Chapter 3: Understanding Bond Terminology

In order to make the right bond investment decision, it is necessary to understand the cost and returns on it. Here is an overview of the various terms used with a bond to help you make a cost- benefit analysis.

Face Value – The face value of a bond is what you will get back when the bond matures. Also referred to as par value, it is different from the price that a bond sells at in the secondary market, although a newly issued corporate bond may sell at this price. A bond can sell at a premium or at a discount in the secondary market, as its price fluctuates with market conditions. But a bond holder is insulated from these fluctuations as long as he retains the bond.

To understand this better, take the example of a normal, non-discounted bond. The face value will be the same as purchase price only at the time of issue. If you buy this bond later, then market forces would have caused this bond’s price to change although the face value remains constant.

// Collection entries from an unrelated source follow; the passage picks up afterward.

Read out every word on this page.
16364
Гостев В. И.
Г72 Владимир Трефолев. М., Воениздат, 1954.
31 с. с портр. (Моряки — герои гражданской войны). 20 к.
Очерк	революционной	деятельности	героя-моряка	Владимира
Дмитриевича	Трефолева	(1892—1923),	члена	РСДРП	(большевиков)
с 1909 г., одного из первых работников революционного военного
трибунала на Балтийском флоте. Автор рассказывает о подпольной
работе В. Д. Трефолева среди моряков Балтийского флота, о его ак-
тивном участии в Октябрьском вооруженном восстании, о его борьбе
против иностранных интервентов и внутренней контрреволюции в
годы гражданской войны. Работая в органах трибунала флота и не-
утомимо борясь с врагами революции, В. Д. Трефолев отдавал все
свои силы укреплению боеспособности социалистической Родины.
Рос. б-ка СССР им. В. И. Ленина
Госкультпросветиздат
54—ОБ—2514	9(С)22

For a zero coupon bond which has a face value of $2,000, the actual discounted price you will pay at time of issue may well be $1,000. After the specified term of the bond expires, say 20 years, you will be paid back $2,000. The zero coupon bond you bought for $1000 may cost much more than that in the open market and its price will depend on many factors, including how far the maturity date of the bond is at that time.

Maturity – This denotes the term or life of the bond and specifies the date on which you will be paid back your principal amount. The longer the term, the higher the risk because the chances of markets turning volatile or the issuer facing financial trouble is much higher when the period is longer. This is why longer term bonds come with higher returns to make them more attractive. Bond terms can range from as little as a few days to decades.

Coupon – The interest rate which the issuer pays on your loan is the coupon on the bond. Most bonds come with semi annual interest payments. The coupon is mentioned as a percentage of a bond’s face value.

Fixed Variable Coupon Rates – Fixed rates are those which are specified at the time of bond issue and remain the same throughout the term of the bond.

Variable Coupon Rates – Variable rates are often linked to an index, in a similar way as variable rates of a mortgage.